We’ve listed a few tips on how to help a child who is feeling anxious.
Firstly, what is anxiety?
Anxiety can be defined as a feeling of worry, fear, and apprehension about everyday situations. Some of the physical reactions can be the feeling of ‘butterflies in the stomach’, sweating, tension, shaking, and feeling nauseous. It’s a very common feeling that comes as a natural part of life.
Why might a teenager feel anxious?
There are a lot of reasons why a pre-teen or teenager might feel anxiety. Some examples could be from transitioning between new schools, moving to a new neighborhood, fitting in with friends, their self-image, how they want to be viewed by others, going to school events, speaking in public, or performing at a play. There’s no shortage on the list of things that cause anxiety in children as it comes with the experience of growing older and maturing.
Anxiety doesn’t have to always be a bad thing as well. Feeling anxious can help keep children from doing dangerous activities, allowing them to think twice about doing anything that might get them in trouble, or hurt themselves. It can also be a good motivator to prepare themselves for exams, sports games, and speeches.
How to help!
Here are a few tips on how you can help your child who’s feeling anxious.
Talk about their anxieties with them
Allowing your child to simply verbalize their emotions and why they feel a certain way about a situation can reduce the amount of their anxiety. Talking, listening, and understanding what they’re going through will help your child greatly in managing anxieties and to potentially find a solution to their problems.
Acknowledge your child’s anxiety or feelings
It’s very important to acknowledge and communicate to your child that the anxiety they feel is okay, even if they’re worried about a situation that is not likely to happen. Be a point of affirmation, and tell them you’re confident that they can handle the situation. It is better to voice your confidence than telling them not to worry. Your child will feel your compassion which will help with their self-compassion during challenging times that come later as well.
Encourage their bravery
Help your child set small goals for something that they feel anxious about. Encourage them gently to help them achieve these goals but avoid pushing your child too hard into situations that they already feel anxious about. For example, if your child has to do an in-class presentation, allow them to practice in front of the family. Appraise their efforts and tell them that they did or are doing great. Not only will the small goal of presenting in front of the family help with their presentation but the knowledge of completing it in front of people with praise will improve their confidence and reduce their anxiety.
What else?
Pre-teens and teenagers’ anxiety can be greatly reduced by simply providing them with a safe and secure environment as well. Spending time as a family during dinners and other activities, having family rituals, and allowing them to spend time with friends who they trust and feel comfortable around are few of the many examples.
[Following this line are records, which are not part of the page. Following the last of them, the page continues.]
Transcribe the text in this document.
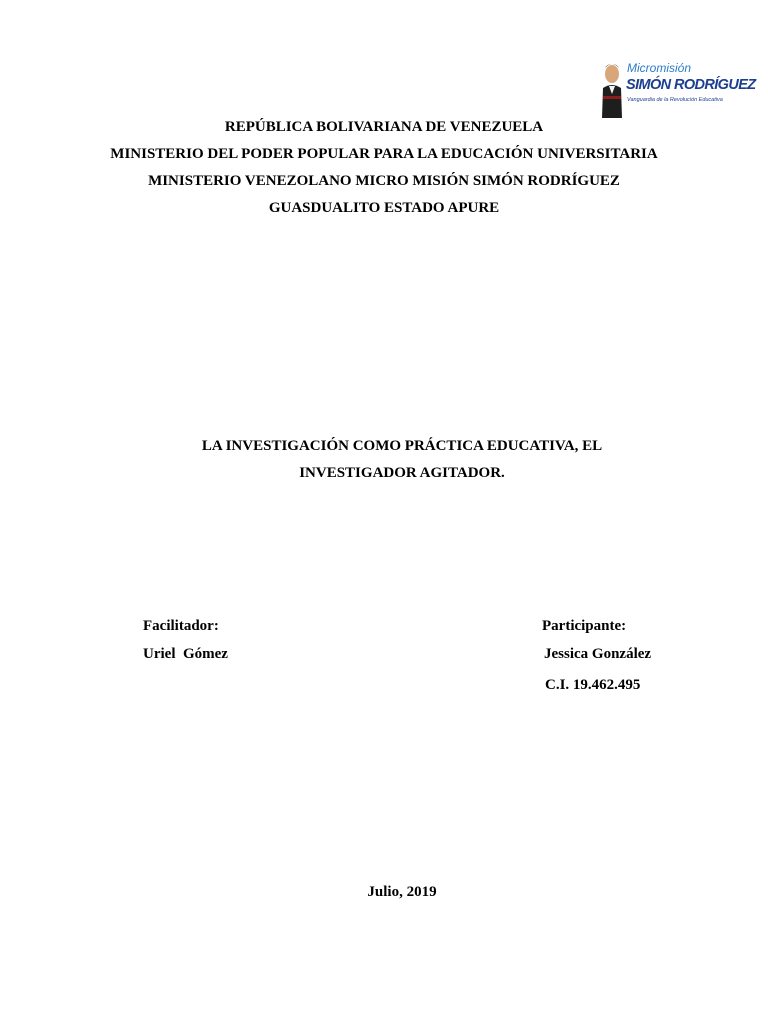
Micromisión
SIMÓN RODRÍGUEZ
Vanguardia de la Revolución Educativa
REPÚBLICA BOLIVARIANA DE VENEZUELA
MINISTERIO DEL PODER POPULAR PARA LA EDUCACIÓN UNIVERSITARIA
MINISTERIO VENEZOLANO MICRO MISIÓN SIMÓN RODRÍGUEZ
GUASDUALITO ESTADO APURE
LA INVESTIGACIÓN COMO PRÁCTICA EDUCATIVA, EL
INVESTIGADOR AGITADOR.
Facilitador:
Uriel  Gómez
Participante:
Jessica González
C.I. 19.462.495
Julio, 2019
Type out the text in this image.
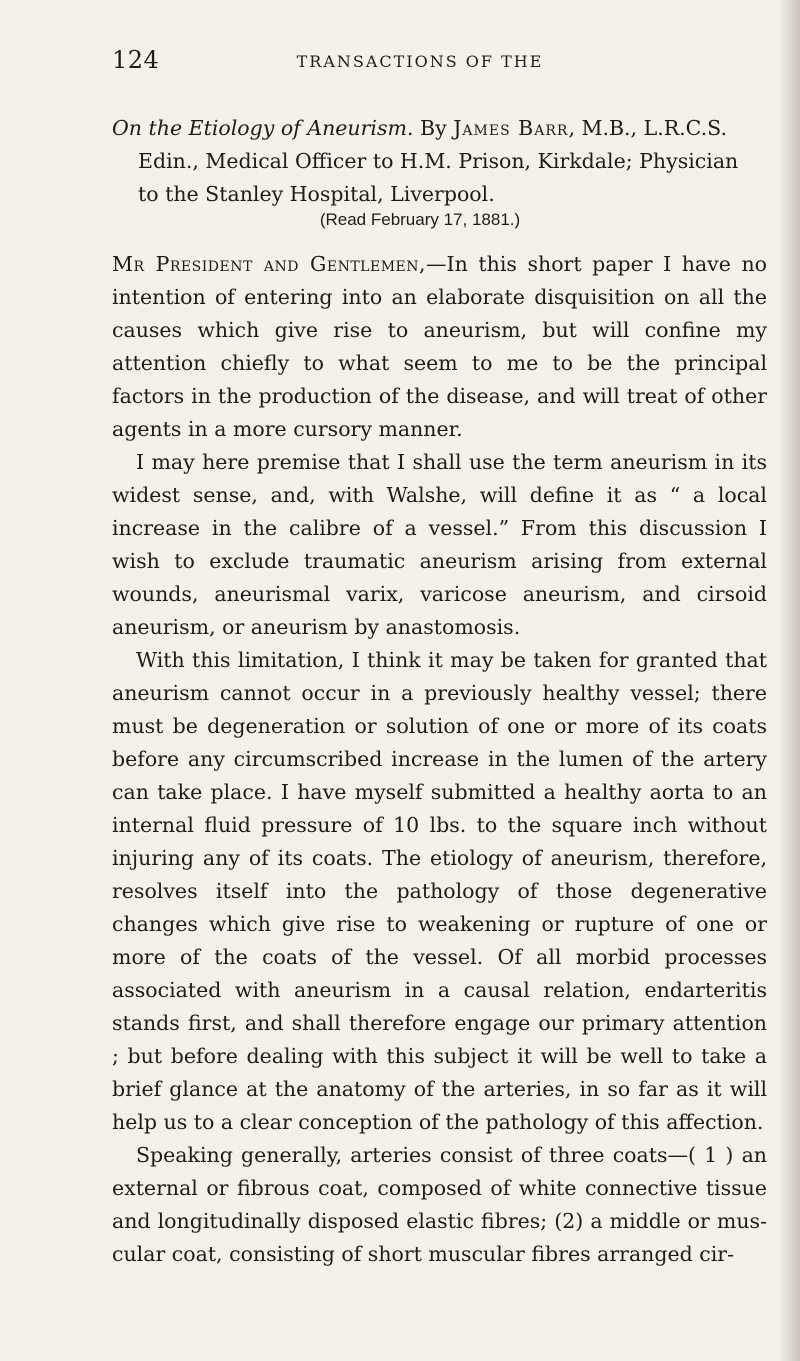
124	TRANSACTIONS OF THE
On the Etiology of Aneurism. By James Barr, M.B., L.R.C.S.
Edin., Medical Officer to H.M. Prison, Kirkdale; Physician
to the Stanley Hospital, Liverpool.
(Read February 17, 1881.)

Mr President and Gentlemen,—In this short paper I have no intention of entering into an elaborate disquisition on all the causes which give rise to aneurism, but will confine my attention chiefly to what seem to me to be the principal factors in the production of the disease, and will treat of other agents in a more cursory manner.

I may here premise that I shall use the term aneurism in its widest sense, and, with Walshe, will define it as “ a local increase in the calibre of a vessel.” From this discussion I wish to exclude traumatic aneurism arising from external wounds, aneurismal varix, varicose aneurism, and cirsoid aneurism, or aneurism by anastomosis.

With this limitation, I think it may be taken for granted that aneurism cannot occur in a previously healthy vessel; there must be degeneration or solution of one or more of its coats before any circumscribed increase in the lumen of the artery can take place. I have myself submitted a healthy aorta to an internal fluid pressure of 10 lbs. to the square inch without injuring any of its coats. The etiology of aneurism, therefore, resolves itself into the pathology of those degenerative changes which give rise to weakening or rupture of one or more of the coats of the vessel. Of all morbid processes associated with aneurism in a causal relation, endarteritis stands first, and shall therefore engage our primary attention ; but before dealing with this subject it will be well to take a brief glance at the anatomy of the arteries, in so far as it will help us to a clear conception of the pathology of this affection.

Speaking generally, arteries consist of three coats—( 1 ) an external or fibrous coat, composed of white connective tissue and longitudinally disposed elastic fibres; (2) a middle or mus- cular coat, consisting of short muscular fibres arranged cir-
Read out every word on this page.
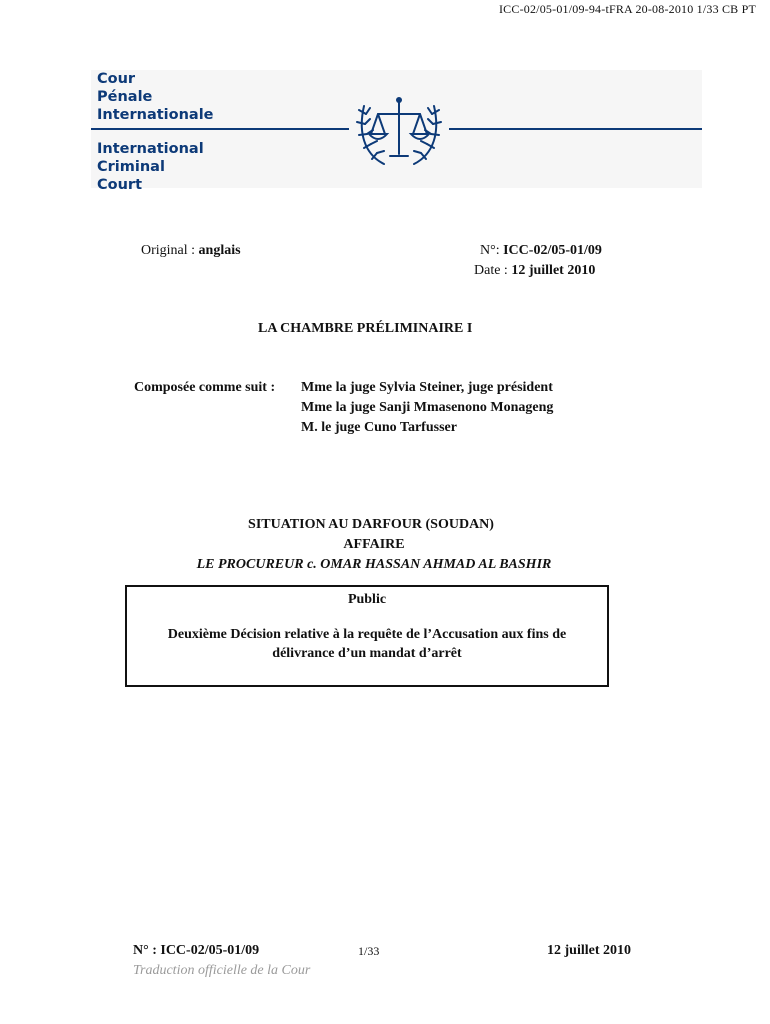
ICC-02/05-01/09-94-tFRA 20-08-2010 1/33 CB PT
Cour
Pénale
Internationale
International
Criminal
Court
Original : anglais	N°: ICC-02/05-01/09
Date : 12 juillet 2010
LA CHAMBRE PRÉLIMINAIRE I
Composée comme suit : Mme la juge Sylvia Steiner, juge président
Mme la juge Sanji Mmasenono Monageng
M. le juge Cuno Tarfusser
SITUATION AU DARFOUR (SOUDAN)
AFFAIRE
LE PROCUREUR c. OMAR HASSAN AHMAD AL BASHIR
Public
Deuxième Décision relative à la requête de l’Accusation aux fins de
délivrance d’un mandat d’arrêt
N° : ICC-02/05-01/09	1/33	12 juillet 2010
Traduction officielle de la Cour
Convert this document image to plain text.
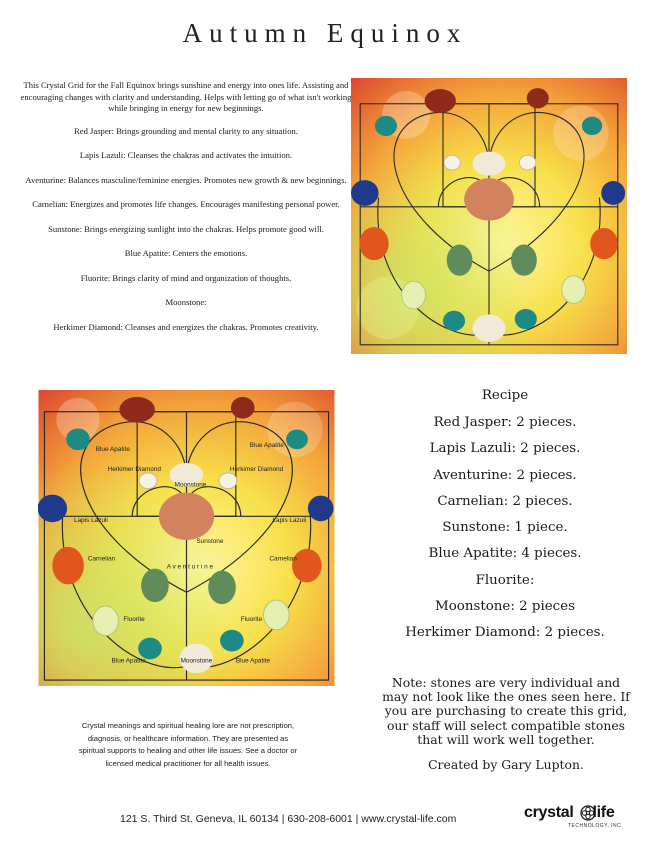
Autumn Equinox

This Crystal Grid for the Fall Equinox brings sunshine and energy into ones life. Assisting and encouraging changes with clarity and understanding. Helps with letting go of what isn't working while bringing in energy for new beginnings.

Red Jasper: Brings grounding and mental clarity to any situation.

Lapis Lazuli: Cleanses the chakras and activates the intuition.

Aventurine: Balances masculine/feminine energies. Promotes new growth & new beginnings.

Carnelian: Energizes and promotes life changes. Encourages manifesting personal power.

Sunstone: Brings energizing sunlight into the chakras. Helps promote good will.

Blue Apatite: Centers the emotions.

Fluorite: Brings clarity of mind and organization of thoughts.

Moonstone:

Herkimer Diamond: Cleanses and energizes the chakras. Promotes creativity.

Blue Apatite
Blue Apatite
Herkimer Diamond	Herkimer Diamond
Moonstone
Lapis Lazuli	Lapis Lazuli
Sunstone
Carnelian	Carnelian
A v e n t u r i n e
Fluorite	Fluorite
Blue Apatite	Moonstone	Blue Apatite
Recipe
Red Jasper: 2 pieces.
Lapis Lazuli: 2 pieces.
Aventurine: 2 pieces.
Carnelian: 2 pieces.
Sunstone: 1 piece.
Blue Apatite: 4 pieces.
Fluorite:
Moonstone: 2 pieces
Herkimer Diamond: 2 pieces.
Note: stones are very individual and may not look like the ones seen here. If you are purchasing to create this grid, our staff will select compatible stones that will work well together.
Created by Gary Lupton.
Crystal meanings and spiritual healing lore are not prescription, diagnosis, or healthcare information. They are presented as spiritual supports to healing and other life issues. See a doctor or licensed medical practitioner for all health issues.
121 S. Third St. Geneva, IL 60134 | 630-208-6001 | www.crystal-life.com	crystal life
TECHNOLOGY, INC
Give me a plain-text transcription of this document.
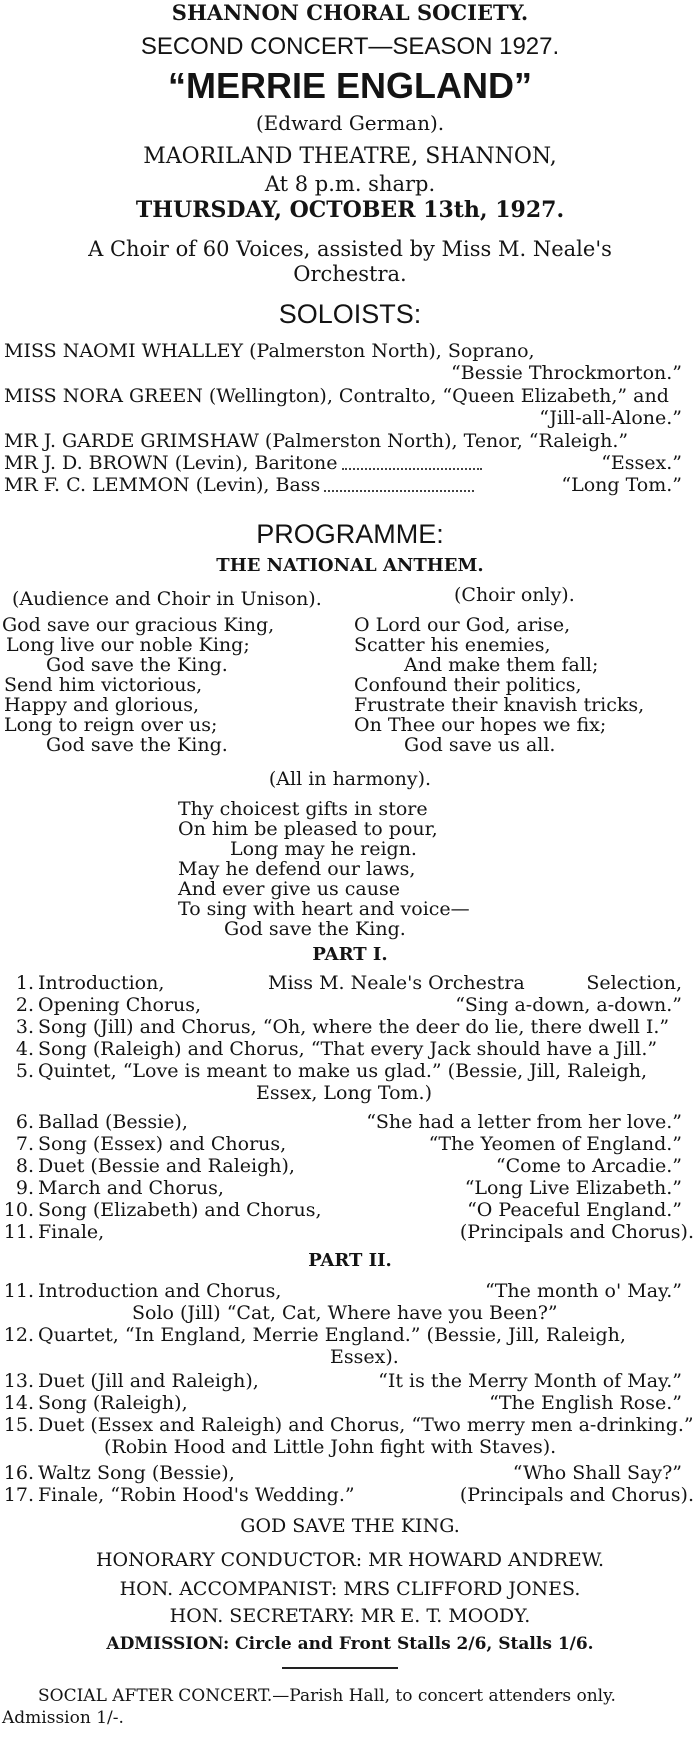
SHANNON CHORAL SOCIETY.
SECOND CONCERT—SEASON 1927.
“MERRIE ENGLAND”
(Edward German).
MAORILAND THEATRE, SHANNON,
At 8 p.m. sharp.
THURSDAY, OCTOBER 13th, 1927.
A Choir of 60 Voices, assisted by Miss M. Neale's
Orchestra.
SOLOISTS:
MISS NAOMI WHALLEY (Palmerston North), Soprano,
“Bessie Throckmorton.”
MISS NORA GREEN (Wellington), Contralto, “Queen Elizabeth,” and
“Jill-all-Alone.”
MR J. GARDE GRIMSHAW (Palmerston North), Tenor, “Raleigh.”
MR J. D. BROWN (Levin), Baritone	“Essex.”
MR F. C. LEMMON (Levin), Bass	“Long Tom.”
PROGRAMME:
THE NATIONAL ANTHEM.
(Audience and Choir in Unison).	(Choir only).
God save our gracious King,
Long live our noble King;
God save the King.
Send him victorious,
Happy and glorious,
Long to reign over us;
God save the King.
O Lord our God, arise,
Scatter his enemies,
And make them fall;
Confound their politics,
Frustrate their knavish tricks,
On Thee our hopes we fix;
God save us all.
(All in harmony).
Thy choicest gifts in store
On him be pleased to pour,
Long may he reign.
May he defend our laws,
And ever give us cause
To sing with heart and voice—
God save the King.
PART I.
1. Introduction,	Miss M. Neale's Orchestra	Selection,
2. Opening Chorus,	“Sing a-down, a-down.”
3. Song (Jill) and Chorus, “Oh, where the deer do lie, there dwell I.”
4. Song (Raleigh) and Chorus, “That every Jack should have a Jill.”
5. Quintet, “Love is meant to make us glad.” (Bessie, Jill, Raleigh,
Essex, Long Tom.)
6. Ballad (Bessie),	“She had a letter from her love.”
7. Song (Essex) and Chorus,	“The Yeomen of England.”
8. Duet (Bessie and Raleigh),	“Come to Arcadie.”
9. March and Chorus,	“Long Live Elizabeth.”
10. Song (Elizabeth) and Chorus,	“O Peaceful England.”
11. Finale,	(Principals and Chorus).
PART II.
11. Introduction and Chorus,	“The month o' May.”
Solo (Jill) “Cat, Cat, Where have you Been?”
12. Quartet, “In England, Merrie England.” (Bessie, Jill, Raleigh,
Essex).
13. Duet (Jill and Raleigh),	“It is the Merry Month of May.”
14. Song (Raleigh),	“The English Rose.”
15. Duet (Essex and Raleigh) and Chorus, “Two merry men a-drinking.”
(Robin Hood and Little John fight with Staves).
16. Waltz Song (Bessie),	“Who Shall Say?”
17. Finale, “Robin Hood's Wedding.”	(Principals and Chorus).
GOD SAVE THE KING.
HONORARY CONDUCTOR: MR HOWARD ANDREW.
HON. ACCOMPANIST: MRS CLIFFORD JONES.
HON. SECRETARY: MR E. T. MOODY.
ADMISSION: Circle and Front Stalls 2/6, Stalls 1/6.
SOCIAL AFTER CONCERT.—Parish Hall, to concert attenders only.
Admission 1/-.
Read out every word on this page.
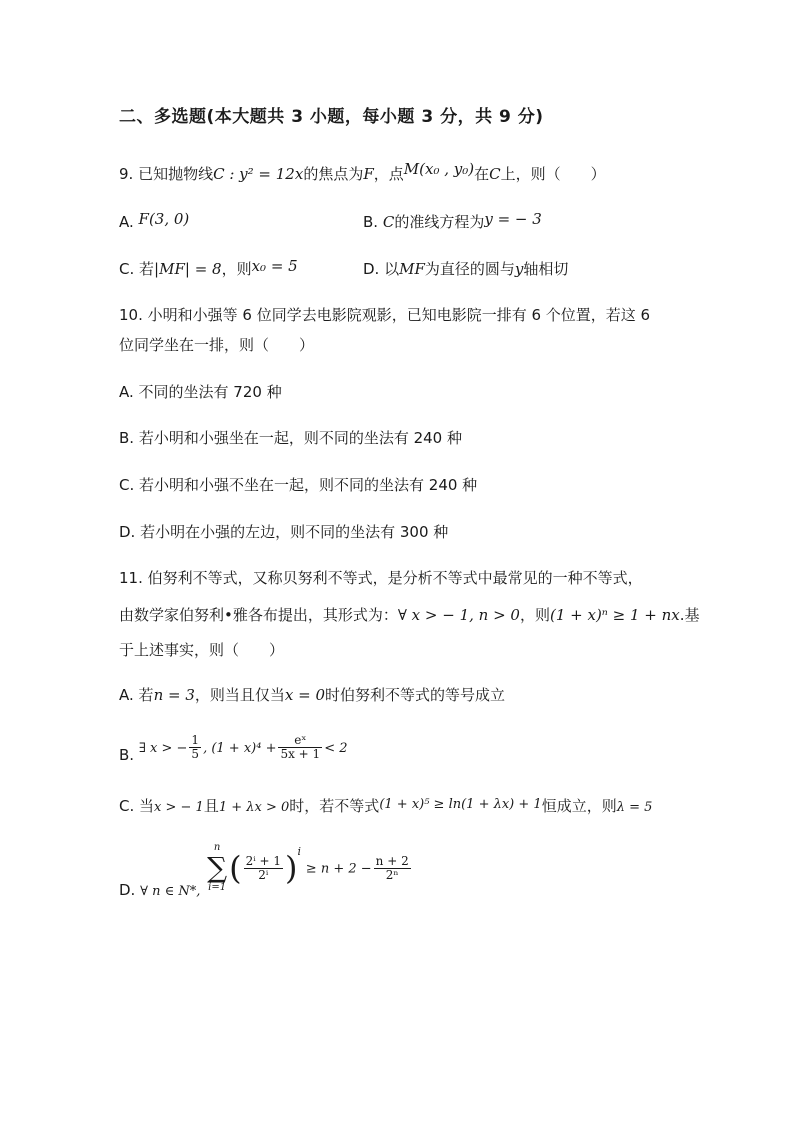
二、多选题(本大题共 3 小题，每小题 3 分，共 9 分)
9. 已知抛物线C : y² = 12x的焦点为F，点M(x₀ , y₀)在C上，则（　　）
A. F(3, 0)	B. C的准线方程为y = − 3
C. 若|MF| = 8，则x₀ = 5	D. 以MF为直径的圆与y轴相切
10. 小明和小强等 6 位同学去电影院观影，已知电影院一排有 6 个位置，若这 6
位同学坐在一排，则（　　）
A. 不同的坐法有 720 种
B. 若小明和小强坐在一起，则不同的坐法有 240 种
C. 若小明和小强不坐在一起，则不同的坐法有 240 种
D. 若小明在小强的左边，则不同的坐法有 300 种
11. 伯努利不等式，又称贝努利不等式，是分析不等式中最常见的一种不等式，
由数学家伯努利•雅各布提出，其形式为：∀ x > − 1, n > 0，则(1 + x)ⁿ ≥ 1 + nx.基
于上述事实，则（　　）
A. 若n = 3，则当且仅当x = 0时伯努利不等式的等号成立
B. ∃ x > − $\frac{1}{5}$ , $(1 + x)^4 + \frac{\text{eˣ}}{5x + 1} < 2$
C. 当x > − 1且1 + λx > 0时，若不等式(1 + x)⁵ ≥ ln(1 + λx) + 1恒成立，则λ = 5
D. ∀ n ∈ N*,
n
∑
i=1
( $\frac{\text{2ⁱ + 1}}{\text{2ⁱ}} )^i \ge n + 2 - \frac{n + 2}{\text{2ⁿ}}$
Furthermore, encouraging healthy activities can help reduce stress as well. If your child is feeling anxious and spending all their time at home, suggest that they go on a walk or participate in some physical activity they enjoy. Breathing, muscle relaxation, and mindfulness exercises can help as well.
With all of these tips, we hope your child’s anxiety can be reduced!
In severe cases where professional help for anxiety is needed, you may seek help from a school counselor, a psychologist trained to treat adolescent children, your local community health center, mental health services, or your general practitioner.